21.- Virtudes ha resarcido íntegramente los perjuicios morales y económicos producidos a los 5 hijos por la muerte de su padre.
Asimismo, con arreglo al veredicto emitido por el Jurado, no ha sido probado: ni que durante la discusión y forcejeo relatados la acusada hubiese dirigido el cuchillo contra Leon; ni que se hubiese representado como altamente probable o como posible que durante el forcejeo se clavara el cuchillo en el pecho de Leon.'
SÉPTIMO.- Contra dicha sentencia, se interpuso recurso de apelación al amparo del artículo 846 bis, c, apartado a) de la Ley de Enjuiciamiento Criminal, por lo que se refiere a los dos primeros motivos del mismo y, subsidiariamente, del apartado b) de la misma norma, en cuanto de refiere al tercero de los motivos en que se halla articulado dicho recurso, cuyo contenido se expondrá en los fundamentos de derecho de la presente sentencia.
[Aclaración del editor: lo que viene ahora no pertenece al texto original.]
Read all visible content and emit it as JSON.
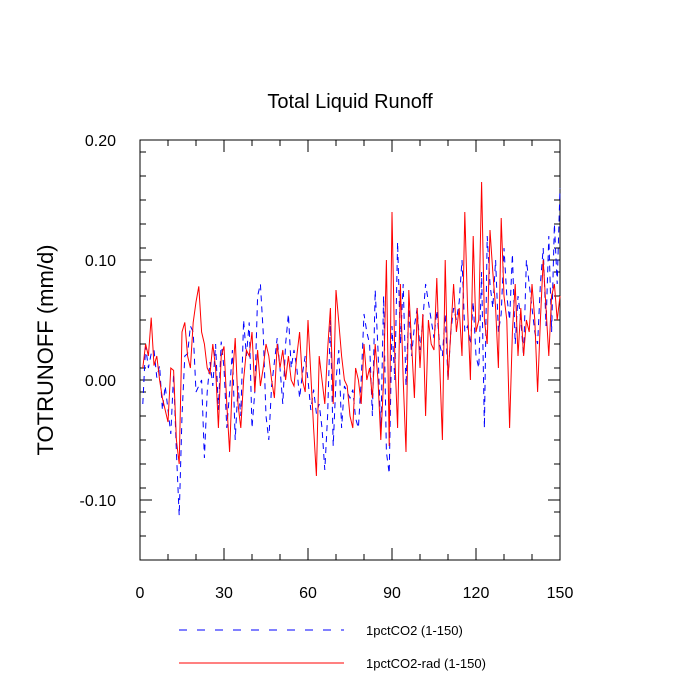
{
  "chart_data": {
    "type": "line",
    "title": "Total Liquid Runoff",
    "xlabel": "",
    "ylabel": "TOTRUNOFF  (mm/d)",
    "xlim": [
      0,
      150
    ],
    "ylim": [
      -0.15,
      0.2
    ],
    "x_ticks": [
      0,
      30,
      60,
      90,
      120,
      150
    ],
    "x_tick_labels": [
      "0",
      "30",
      "60",
      "90",
      "120",
      "150"
    ],
    "y_ticks": [
      -0.1,
      0.0,
      0.1,
      0.2
    ],
    "y_tick_labels": [
      "-0.10",
      "0.00",
      "0.10",
      "0.20"
    ],
    "grid": false,
    "legend_position": "bottom",
    "series": [
      {
        "name": "1pctCO2 (1-150)",
        "color": "#0000ff",
        "dash": "dashed",
        "x_start": 1,
        "values": [
          -0.02,
          0.028,
          0.01,
          0.022,
          0.025,
          0.002,
          0.012,
          -0.025,
          -0.005,
          -0.025,
          -0.045,
          0.005,
          -0.06,
          -0.113,
          -0.03,
          0.02,
          0.022,
          0.045,
          0.04,
          -0.01,
          -0.005,
          0.0,
          -0.065,
          -0.01,
          0.015,
          -0.005,
          0.03,
          -0.025,
          0.032,
          0.01,
          -0.04,
          -0.01,
          0.025,
          -0.05,
          -0.005,
          -0.03,
          0.05,
          0.02,
          0.048,
          -0.04,
          -0.01,
          0.07,
          0.08,
          0.04,
          -0.03,
          -0.05,
          -0.005,
          0.015,
          0.035,
          0.01,
          -0.02,
          0.03,
          0.055,
          0.01,
          0.025,
          0.01,
          -0.015,
          0.005,
          0.02,
          0.0,
          -0.025,
          -0.008,
          -0.028,
          -0.02,
          -0.04,
          -0.075,
          -0.03,
          0.05,
          -0.055,
          0.0,
          0.025,
          -0.04,
          -0.005,
          -0.01,
          -0.015,
          -0.008,
          -0.032,
          -0.04,
          0.0,
          0.055,
          0.04,
          0.03,
          -0.03,
          0.075,
          0.025,
          -0.045,
          0.07,
          -0.06,
          -0.078,
          0.045,
          0.0,
          0.115,
          0.03,
          0.08,
          -0.005,
          0.06,
          0.02,
          0.045,
          0.06,
          0.025,
          0.05,
          0.08,
          0.065,
          0.05,
          0.035,
          0.058,
          0.03,
          0.02,
          0.055,
          0.0,
          0.04,
          0.06,
          0.05,
          0.065,
          0.1,
          0.04,
          0.045,
          0.03,
          0.065,
          0.02,
          0.01,
          0.09,
          -0.04,
          0.12,
          0.08,
          0.06,
          0.1,
          0.04,
          0.055,
          0.11,
          0.07,
          0.05,
          0.105,
          0.03,
          0.07,
          0.05,
          0.02,
          0.1,
          0.08,
          0.06,
          0.04,
          0.03,
          0.08,
          0.11,
          0.045,
          0.12,
          0.04,
          0.13,
          0.08,
          0.16
        ]
      },
      {
        "name": "1pctCO2-rad (1-150)",
        "color": "#ff0000",
        "dash": "solid",
        "x_start": 1,
        "values": [
          0.01,
          0.03,
          0.02,
          0.052,
          0.012,
          0.02,
          0.0,
          -0.015,
          -0.025,
          -0.035,
          0.01,
          0.008,
          -0.05,
          -0.07,
          0.04,
          0.048,
          0.02,
          0.01,
          0.048,
          0.065,
          0.078,
          0.04,
          0.03,
          0.01,
          0.005,
          0.03,
          0.01,
          -0.04,
          0.02,
          0.028,
          -0.02,
          -0.06,
          0.0,
          0.035,
          -0.02,
          -0.04,
          0.0,
          0.025,
          0.02,
          0.04,
          -0.01,
          0.025,
          -0.005,
          0.01,
          0.03,
          0.02,
          0.0,
          -0.015,
          0.03,
          0.01,
          0.025,
          0.0,
          0.02,
          0.0,
          -0.005,
          0.02,
          0.04,
          0.0,
          -0.01,
          0.05,
          0.005,
          -0.04,
          -0.08,
          0.02,
          0.0,
          -0.02,
          0.025,
          0.06,
          -0.02,
          0.075,
          0.048,
          0.02,
          0.0,
          -0.005,
          -0.03,
          -0.04,
          0.01,
          0.0,
          -0.02,
          0.03,
          0.0,
          0.01,
          -0.015,
          0.03,
          0.0,
          -0.05,
          0.0,
          0.1,
          -0.055,
          0.14,
          0.02,
          -0.04,
          0.08,
          0.0,
          -0.06,
          0.075,
          0.03,
          -0.015,
          0.06,
          0.01,
          0.055,
          -0.03,
          0.05,
          0.03,
          0.025,
          0.085,
          0.015,
          -0.05,
          0.1,
          0.0,
          0.04,
          0.08,
          0.04,
          0.06,
          0.02,
          0.14,
          0.06,
          0.0,
          0.12,
          0.04,
          0.05,
          0.165,
          0.05,
          0.03,
          0.125,
          0.09,
          0.06,
          0.01,
          0.135,
          0.07,
          0.05,
          -0.04,
          0.04,
          0.08,
          0.02,
          0.06,
          0.02,
          0.05,
          0.04,
          0.08,
          0.05,
          -0.01,
          0.05,
          0.1,
          0.06,
          0.02,
          0.07,
          0.08,
          0.05,
          0.07
        ]
      }
    ]
  }
}
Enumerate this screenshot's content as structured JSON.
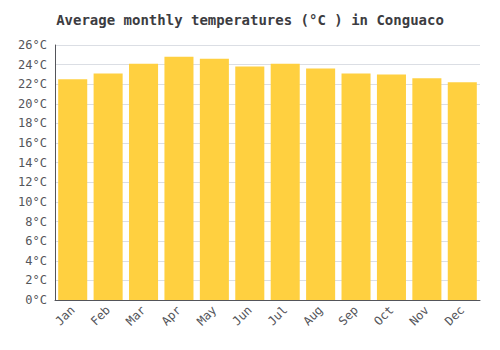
{
  "chart_data": {
    "type": "bar",
    "title": "Average monthly temperatures (°C ) in Conguaco",
    "categories": [
      "Jan",
      "Feb",
      "Mar",
      "Apr",
      "May",
      "Jun",
      "Jul",
      "Aug",
      "Sep",
      "Oct",
      "Nov",
      "Dec"
    ],
    "values": [
      22.5,
      23.1,
      24.1,
      24.8,
      24.6,
      23.8,
      24.1,
      23.6,
      23.1,
      23.0,
      22.6,
      22.2
    ],
    "color": "#FFD040",
    "ylim": [
      0,
      26
    ],
    "yticks": [
      {
        "value": 0,
        "label": "0°C"
      },
      {
        "value": 2,
        "label": "2°C"
      },
      {
        "value": 4,
        "label": "4°C"
      },
      {
        "value": 6,
        "label": "6°C"
      },
      {
        "value": 8,
        "label": "8°C"
      },
      {
        "value": 10,
        "label": "10°C"
      },
      {
        "value": 12,
        "label": "12°C"
      },
      {
        "value": 14,
        "label": "14°C"
      },
      {
        "value": 16,
        "label": "16°C"
      },
      {
        "value": 18,
        "label": "18°C"
      },
      {
        "value": 20,
        "label": "20°C"
      },
      {
        "value": 22,
        "label": "22°C"
      },
      {
        "value": 24,
        "label": "24°C"
      },
      {
        "value": 26,
        "label": "26°C"
      }
    ],
    "grid": true
  }
}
Del mencionado recurso se dio traslado a la defensa de la acusada, evacuándose por ésta escrito de impugnación en el que propone su desestimación.
OCTAVO.- Previo emplazamiento de las partes, se remitieron los autos a esta Sala y, personadas en tiempo y forma, se señaló para la vista de esta apelación el día quince de febrero a las diez horas, en el que tuvo lugar su celebración, sin la asistencia de la acusada apelada, debidamente citada; en la vista informó cada una de las partes en poyo de sus respectiva pretensiones, solicitando el Ministerio Fiscal bien la nulidad de la sentencia y del veredicto, con devolución de las actuaciones a la Audiencia Provincial de Navarra para la celebración de un nuevo juicio o, subsidiariamente, la condena a la acusada como autora de un delito de homicidio, según las conclusiones definitivas deducidas por el Ministerio Fiscal; la defensa de la acusada, apelada, solicitó la desestimación del recurso.
Ha sido Ponente el Iltmo. Sr. Magistrado Don MIGUEL ÁNGEL ABÁRZUZA GIL.
Fundamentos
PRIMERO.- Con carácter previo al examen de los distintos motivos en los que el Ministerio Fiscal articula el recurso de apelación, es preciso analizar cuestión alegada por la defensa en la vista oral, sobre la que, en modo alguno, hizo mención en el escrito de impugnación del recurso.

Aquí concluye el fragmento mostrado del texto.